Risk Sensitive Currencies Weaken

Posted April 17, 2009

The conflicting reports on the state of the global recession are leading to investors once again seeking safe haven. The risk sensitive currencies weakened as a result. The Mexican bank reported the GDP will contract more than expected leading to a significant weakening of the peso.

 

The markets receive good news one day and investor optimism rises, only to slip the next day.  Even the head of the European Central Bank said it is too early and market conditions too unstable to predict what the end of 2009 will look like.  The problem is that the banking industry is still not stabilized despite some companies, such as Goldman Sachs, reporting better earnings than expected for the first quarter of 2009. 

There are still those pesky toxic assets to deal with and overpriced bonds such as those held by Citigroup, Inc.  In the rush to make money over the last week, some market values became overstated, which means a correction is forming.

The currencies that are most risk-sensitive began correcting yesterday.  The market has shown some optimism the last week, but it has been more like taking a break from the gloom of the recession.  Now the reality is beginning to overcome the false optimism. 

Of the major global currencies, the euro, Australian dollar, and Canadian dollar are some of the most sensitive to risk and investor confidence.  Yesterday, all three fell against the US dollar. 

The euro weakened to $1.3171 euro per US dollar.  The Canadian loonie fell to C$1.2093 per US dollar.  The Australian dollar weakened to 71.91 US cents.  The weakening of these risk-sensitive currencies was mostly due to investor profit taking.  The three currencies had advanced too far over the last couple of weeks and are now going through an adjustment.

The senior foreign-exchange trader at the British Columbia currency services firm, Tyson Wright, said it best when he commented on the currency market.  He said, “I would just call it lacklustre.  There’s not a lot that anyone’s getting excited about.”

The euro slid against most other major currencies.  It fell to C$1.5843 against the Canadian dollar.  It also fell to 129.28 yen per euro and the South African rand to 11.6490 rand per euro.

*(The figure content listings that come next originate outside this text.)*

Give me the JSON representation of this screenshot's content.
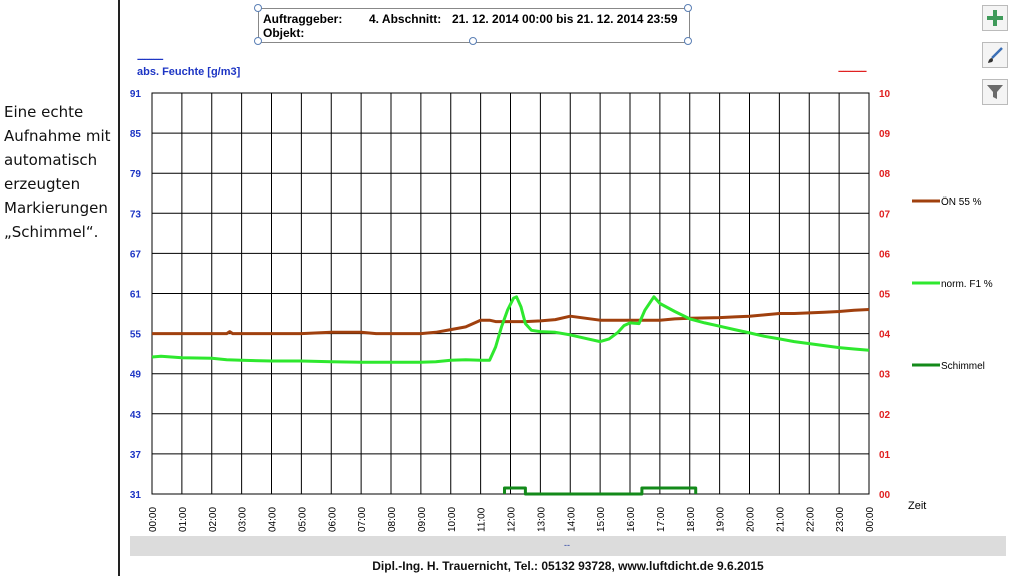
{
  "caption": {
    "lines": [
      "Eine echte",
      "Aufnahme mit",
      "automatisch",
      "erzeugten",
      "Markierungen",
      "„Schimmel“."
    ]
  },
  "header": {
    "label1": "Auftraggeber:",
    "section": "4. Abschnitt:",
    "period": "21. 12. 2014 00:00 bis 21. 12. 2014 23:59",
    "label2": "Objekt:"
  },
  "toolbar": {
    "add_icon": "plus-icon",
    "brush_icon": "brush-icon",
    "filter_icon": "filter-icon"
  },
  "chart_data": {
    "type": "line",
    "left_axis": {
      "label": "abs. Feuchte [g/m3]",
      "dashes": "-----------",
      "ticks": [
        "91",
        "85",
        "79",
        "73",
        "67",
        "61",
        "55",
        "49",
        "43",
        "37",
        "31"
      ],
      "range": [
        31,
        91
      ],
      "color": "#1d35c4"
    },
    "right_axis": {
      "dashes": "------------",
      "ticks": [
        "10",
        "09",
        "08",
        "07",
        "06",
        "05",
        "04",
        "03",
        "02",
        "01",
        "00"
      ],
      "range": [
        0,
        10
      ],
      "color": "#e02020"
    },
    "x_axis": {
      "label": "Zeit",
      "ticks": [
        "00:00",
        "01:00",
        "02:00",
        "03:00",
        "04:00",
        "05:00",
        "06:00",
        "07:00",
        "08:00",
        "09:00",
        "10:00",
        "11:00",
        "12:00",
        "13:00",
        "14:00",
        "15:00",
        "16:00",
        "17:00",
        "18:00",
        "19:00",
        "20:00",
        "21:00",
        "22:00",
        "23:00",
        "00:00"
      ],
      "range_hours": [
        0,
        24
      ]
    },
    "grid": true,
    "legend_position": "right",
    "series": [
      {
        "name": "ÖN 55 %",
        "color": "#a0400e",
        "axis": "left",
        "points": [
          [
            0,
            55.0
          ],
          [
            2.5,
            55.0
          ],
          [
            2.6,
            55.3
          ],
          [
            2.7,
            55.0
          ],
          [
            5,
            55.0
          ],
          [
            6,
            55.2
          ],
          [
            7,
            55.2
          ],
          [
            7.5,
            55.0
          ],
          [
            9,
            55.0
          ],
          [
            9.5,
            55.2
          ],
          [
            10,
            55.6
          ],
          [
            10.5,
            56.0
          ],
          [
            11,
            57.0
          ],
          [
            11.3,
            57.0
          ],
          [
            11.5,
            56.8
          ],
          [
            12,
            56.8
          ],
          [
            12.5,
            56.8
          ],
          [
            13,
            56.9
          ],
          [
            13.5,
            57.1
          ],
          [
            14,
            57.6
          ],
          [
            14.5,
            57.3
          ],
          [
            15,
            57.0
          ],
          [
            16,
            57.0
          ],
          [
            17,
            57.0
          ],
          [
            17.5,
            57.2
          ],
          [
            18,
            57.3
          ],
          [
            19,
            57.4
          ],
          [
            19.5,
            57.5
          ],
          [
            20,
            57.6
          ],
          [
            20.5,
            57.8
          ],
          [
            21,
            58.0
          ],
          [
            21.5,
            58.0
          ],
          [
            22,
            58.1
          ],
          [
            22.5,
            58.2
          ],
          [
            23,
            58.3
          ],
          [
            23.5,
            58.5
          ],
          [
            24,
            58.6
          ]
        ]
      },
      {
        "name": "norm. F1 %",
        "color": "#2ee82e",
        "axis": "left",
        "points": [
          [
            0,
            51.5
          ],
          [
            0.3,
            51.6
          ],
          [
            1,
            51.4
          ],
          [
            2,
            51.3
          ],
          [
            2.5,
            51.1
          ],
          [
            3,
            51.0
          ],
          [
            4,
            50.9
          ],
          [
            5,
            50.9
          ],
          [
            6,
            50.8
          ],
          [
            7,
            50.7
          ],
          [
            8,
            50.7
          ],
          [
            9,
            50.7
          ],
          [
            9.5,
            50.8
          ],
          [
            10,
            51.0
          ],
          [
            10.5,
            51.1
          ],
          [
            11,
            51.0
          ],
          [
            11.3,
            51.0
          ],
          [
            11.5,
            53.0
          ],
          [
            11.7,
            56.0
          ],
          [
            11.9,
            58.5
          ],
          [
            12.1,
            60.3
          ],
          [
            12.2,
            60.5
          ],
          [
            12.35,
            59.0
          ],
          [
            12.5,
            56.5
          ],
          [
            12.7,
            55.5
          ],
          [
            13,
            55.3
          ],
          [
            13.5,
            55.2
          ],
          [
            14,
            54.8
          ],
          [
            14.5,
            54.3
          ],
          [
            15,
            53.8
          ],
          [
            15.3,
            54.2
          ],
          [
            15.6,
            55.2
          ],
          [
            15.8,
            56.2
          ],
          [
            16,
            56.6
          ],
          [
            16.3,
            56.5
          ],
          [
            16.5,
            58.5
          ],
          [
            16.8,
            60.5
          ],
          [
            17,
            59.5
          ],
          [
            17.5,
            58.3
          ],
          [
            18,
            57.2
          ],
          [
            18.5,
            56.6
          ],
          [
            19,
            56.1
          ],
          [
            19.5,
            55.6
          ],
          [
            20,
            55.1
          ],
          [
            20.5,
            54.6
          ],
          [
            21,
            54.2
          ],
          [
            21.5,
            53.8
          ],
          [
            22,
            53.5
          ],
          [
            22.5,
            53.2
          ],
          [
            23,
            52.9
          ],
          [
            23.5,
            52.7
          ],
          [
            24,
            52.5
          ]
        ]
      },
      {
        "name": "Schimmel",
        "color": "#138a1a",
        "axis": "right",
        "points": [
          [
            11.8,
            0
          ],
          [
            11.8,
            0.15
          ],
          [
            12.5,
            0.15
          ],
          [
            12.5,
            0
          ],
          [
            16.4,
            0
          ],
          [
            16.4,
            0.15
          ],
          [
            18.2,
            0.15
          ],
          [
            18.2,
            0
          ]
        ]
      }
    ]
  },
  "bottom_bar": {
    "text": "--"
  },
  "footer": {
    "text": "Dipl.-Ing. H. Trauernicht, Tel.: 05132 93728, www.luftdicht.de 9.6.2015"
  }
}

Some of the lacklustre in the currency market is due to investors playing wait-and-see.  They are waiting to see how the European Central Bank plans on dealing with the recession.  It is expected the ECB will begin a policy of quantitative easing but that is not certain at this point.

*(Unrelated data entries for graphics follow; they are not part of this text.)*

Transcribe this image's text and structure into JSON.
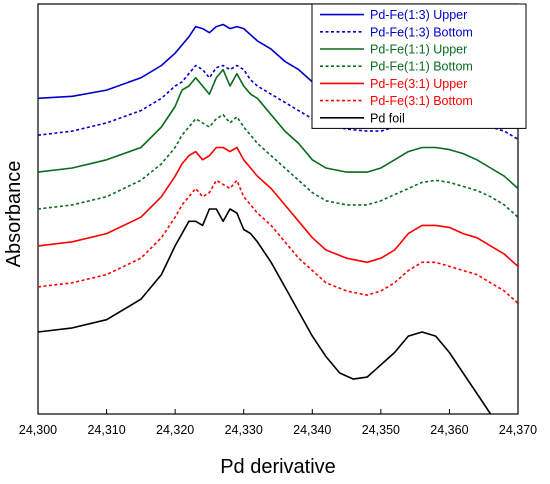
{
  "chart_data": {
    "type": "line",
    "title": "",
    "xlabel": "Pd derivative",
    "ylabel": "Absorbance",
    "xlim": [
      24300,
      24370
    ],
    "ylim": [
      0,
      1
    ],
    "xticks": [
      24300,
      24310,
      24320,
      24330,
      24340,
      24350,
      24360,
      24370
    ],
    "xtick_labels": [
      "24,300",
      "24,310",
      "24,320",
      "24,330",
      "24,340",
      "24,350",
      "24,360",
      "24,370"
    ],
    "show_yticks": false,
    "grid": false,
    "legend_position": "top-right",
    "series": [
      {
        "name": "Pd-Fe(1:3) Upper",
        "color": "#0000cc",
        "dash": "solid",
        "x": [
          24300,
          24305,
          24310,
          24315,
          24318,
          24320,
          24321,
          24322,
          24323,
          24324,
          24325,
          24326,
          24327,
          24328,
          24329,
          24330,
          24331,
          24332,
          24334,
          24336,
          24338,
          24340,
          24342,
          24345,
          24348,
          24350,
          24352,
          24354,
          24356,
          24358,
          24360,
          24362,
          24364,
          24366,
          24368,
          24370
        ],
        "y": [
          0.77,
          0.775,
          0.79,
          0.82,
          0.85,
          0.88,
          0.9,
          0.92,
          0.945,
          0.94,
          0.93,
          0.945,
          0.95,
          0.94,
          0.945,
          0.94,
          0.925,
          0.91,
          0.89,
          0.86,
          0.84,
          0.81,
          0.79,
          0.78,
          0.78,
          0.785,
          0.8,
          0.82,
          0.835,
          0.84,
          0.84,
          0.835,
          0.82,
          0.8,
          0.78,
          0.75
        ]
      },
      {
        "name": "Pd-Fe(1:3) Bottom",
        "color": "#0000cc",
        "dash": "dotted",
        "x": [
          24300,
          24305,
          24310,
          24315,
          24318,
          24320,
          24321,
          24322,
          24323,
          24324,
          24325,
          24326,
          24327,
          24328,
          24329,
          24330,
          24331,
          24332,
          24334,
          24336,
          24338,
          24340,
          24342,
          24345,
          24348,
          24350,
          24352,
          24354,
          24356,
          24358,
          24360,
          24362,
          24364,
          24366,
          24368,
          24370
        ],
        "y": [
          0.68,
          0.69,
          0.71,
          0.74,
          0.77,
          0.8,
          0.81,
          0.83,
          0.85,
          0.84,
          0.82,
          0.845,
          0.85,
          0.84,
          0.85,
          0.84,
          0.815,
          0.8,
          0.78,
          0.76,
          0.74,
          0.72,
          0.705,
          0.695,
          0.69,
          0.69,
          0.7,
          0.72,
          0.735,
          0.74,
          0.735,
          0.725,
          0.71,
          0.7,
          0.69,
          0.67
        ]
      },
      {
        "name": "Pd-Fe(1:1) Upper",
        "color": "#0a6b1f",
        "dash": "solid",
        "x": [
          24300,
          24305,
          24310,
          24315,
          24318,
          24320,
          24321,
          24322,
          24323,
          24324,
          24325,
          24326,
          24327,
          24328,
          24329,
          24330,
          24331,
          24332,
          24334,
          24336,
          24338,
          24340,
          24342,
          24345,
          24348,
          24350,
          24352,
          24354,
          24356,
          24358,
          24360,
          24362,
          24364,
          24366,
          24368,
          24370
        ],
        "y": [
          0.59,
          0.6,
          0.62,
          0.65,
          0.7,
          0.75,
          0.79,
          0.8,
          0.82,
          0.8,
          0.78,
          0.82,
          0.84,
          0.8,
          0.83,
          0.8,
          0.78,
          0.77,
          0.73,
          0.69,
          0.66,
          0.62,
          0.6,
          0.59,
          0.59,
          0.6,
          0.62,
          0.64,
          0.65,
          0.65,
          0.645,
          0.635,
          0.62,
          0.6,
          0.58,
          0.55
        ]
      },
      {
        "name": "Pd-Fe(1:1) Bottom",
        "color": "#0a6b1f",
        "dash": "dotted",
        "x": [
          24300,
          24305,
          24310,
          24315,
          24318,
          24320,
          24321,
          24322,
          24323,
          24324,
          24325,
          24326,
          24327,
          24328,
          24329,
          24330,
          24331,
          24332,
          24334,
          24336,
          24338,
          24340,
          24342,
          24345,
          24348,
          24350,
          24352,
          24354,
          24356,
          24358,
          24360,
          24362,
          24364,
          24366,
          24368,
          24370
        ],
        "y": [
          0.5,
          0.51,
          0.53,
          0.57,
          0.61,
          0.65,
          0.68,
          0.7,
          0.72,
          0.71,
          0.7,
          0.72,
          0.73,
          0.71,
          0.725,
          0.7,
          0.68,
          0.66,
          0.63,
          0.6,
          0.57,
          0.54,
          0.52,
          0.51,
          0.51,
          0.52,
          0.535,
          0.55,
          0.565,
          0.57,
          0.565,
          0.555,
          0.545,
          0.53,
          0.51,
          0.48
        ]
      },
      {
        "name": "Pd-Fe(3:1) Upper",
        "color": "#ff0000",
        "dash": "solid",
        "x": [
          24300,
          24305,
          24310,
          24315,
          24318,
          24320,
          24321,
          24322,
          24323,
          24324,
          24325,
          24326,
          24327,
          24328,
          24329,
          24330,
          24331,
          24332,
          24334,
          24336,
          24338,
          24340,
          24342,
          24345,
          24348,
          24350,
          24352,
          24354,
          24356,
          24358,
          24360,
          24362,
          24364,
          24366,
          24368,
          24370
        ],
        "y": [
          0.41,
          0.42,
          0.44,
          0.48,
          0.53,
          0.58,
          0.61,
          0.63,
          0.64,
          0.62,
          0.63,
          0.65,
          0.65,
          0.64,
          0.65,
          0.62,
          0.6,
          0.58,
          0.55,
          0.51,
          0.47,
          0.43,
          0.4,
          0.38,
          0.37,
          0.38,
          0.4,
          0.44,
          0.46,
          0.46,
          0.455,
          0.44,
          0.43,
          0.41,
          0.39,
          0.36
        ]
      },
      {
        "name": "Pd-Fe(3:1) Bottom",
        "color": "#ff0000",
        "dash": "dotted",
        "x": [
          24300,
          24305,
          24310,
          24315,
          24318,
          24320,
          24321,
          24322,
          24323,
          24324,
          24325,
          24326,
          24327,
          24328,
          24329,
          24330,
          24331,
          24332,
          24334,
          24336,
          24338,
          24340,
          24342,
          24345,
          24348,
          24350,
          24352,
          24354,
          24356,
          24358,
          24360,
          24362,
          24364,
          24366,
          24368,
          24370
        ],
        "y": [
          0.31,
          0.32,
          0.34,
          0.38,
          0.43,
          0.48,
          0.51,
          0.53,
          0.55,
          0.53,
          0.54,
          0.57,
          0.56,
          0.55,
          0.57,
          0.53,
          0.51,
          0.49,
          0.46,
          0.42,
          0.38,
          0.35,
          0.32,
          0.3,
          0.29,
          0.3,
          0.32,
          0.35,
          0.37,
          0.37,
          0.36,
          0.35,
          0.34,
          0.32,
          0.3,
          0.27
        ]
      },
      {
        "name": "Pd foil",
        "color": "#000000",
        "dash": "solid",
        "x": [
          24300,
          24305,
          24310,
          24315,
          24318,
          24320,
          24321,
          24322,
          24323,
          24324,
          24325,
          24326,
          24327,
          24328,
          24329,
          24330,
          24331,
          24332,
          24334,
          24336,
          24338,
          24340,
          24342,
          24344,
          24346,
          24348,
          24350,
          24352,
          24354,
          24356,
          24358,
          24360,
          24362,
          24364,
          24366
        ],
        "y": [
          0.2,
          0.21,
          0.23,
          0.28,
          0.34,
          0.41,
          0.44,
          0.47,
          0.47,
          0.46,
          0.5,
          0.5,
          0.47,
          0.5,
          0.49,
          0.45,
          0.44,
          0.42,
          0.37,
          0.31,
          0.25,
          0.19,
          0.14,
          0.1,
          0.085,
          0.09,
          0.12,
          0.15,
          0.19,
          0.2,
          0.19,
          0.15,
          0.1,
          0.05,
          0.0
        ]
      }
    ]
  }
}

The Australian and New Zealand dollars fell in response to China’s lagging GDP predictions.  The Aussie fell to 71.82 yen on fears the global recession is going to continue deepening.  The New Zealand dollar also fell to 5682 yen.

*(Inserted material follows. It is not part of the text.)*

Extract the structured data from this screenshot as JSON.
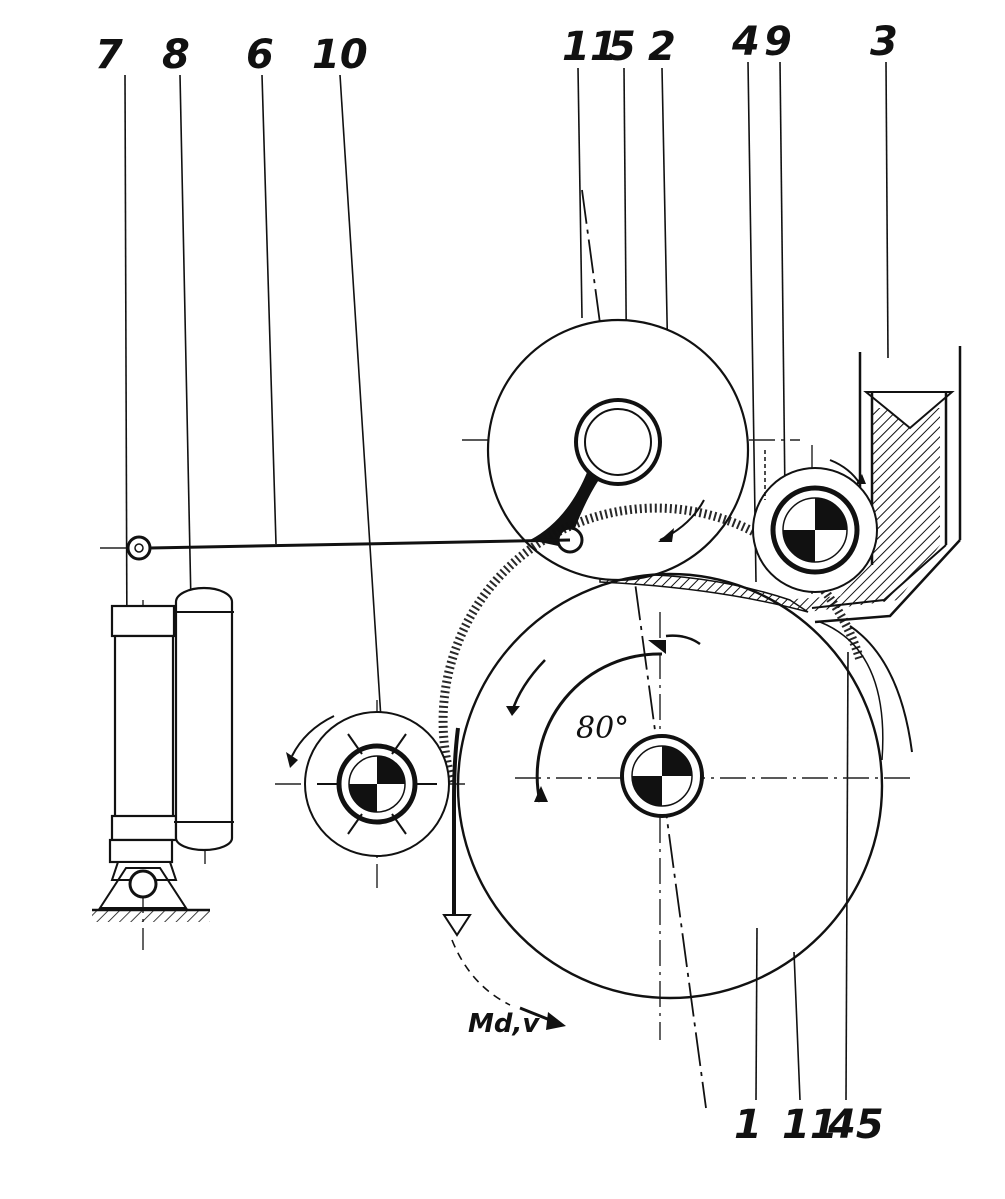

The UK has seen some signs of life in its housing market, but the pound weakened against the US dollar.  It fell to $1.4925 pound per US dollar.  The UK pound strengthened against the euro to 88.02 pence per euro.

The Mexican peso lost its weekly gain when the Banco de Mexico announced the GDP contraction would be more than expected.  The bank cut the benchmark interest rate to 6.00 percent after a .75 percent cut.   The peso fell to 13.1205 pesos per US dollar.  The US recession has played havoc with the Mexican economy since Mexico is so export dependent.  Mexico also has to pour scarce resources into its battle with the drug cartels.

It is interesting to note, once again, the impossibility at this point of predicting the markets.  As long as the recession continues to produce signs it could deepen, there will not be market stability.  The most recent equity market rally in the US will probably not last, simply because the forces of growth are missing.  The Wall Street Journal writer, David Gaffe, summed it up neatly when he wrote, “….rallies tend not to stick until a number of factors are moving in a positive direction.  Those include economic indicators, earnings expectations, valuation, investor sentiment, and the characteristics of the market’s decline in the first place.” (WSJ, 17-April-2009, p. C7)

“Characteristics” include those toxic assets which are still not resolved.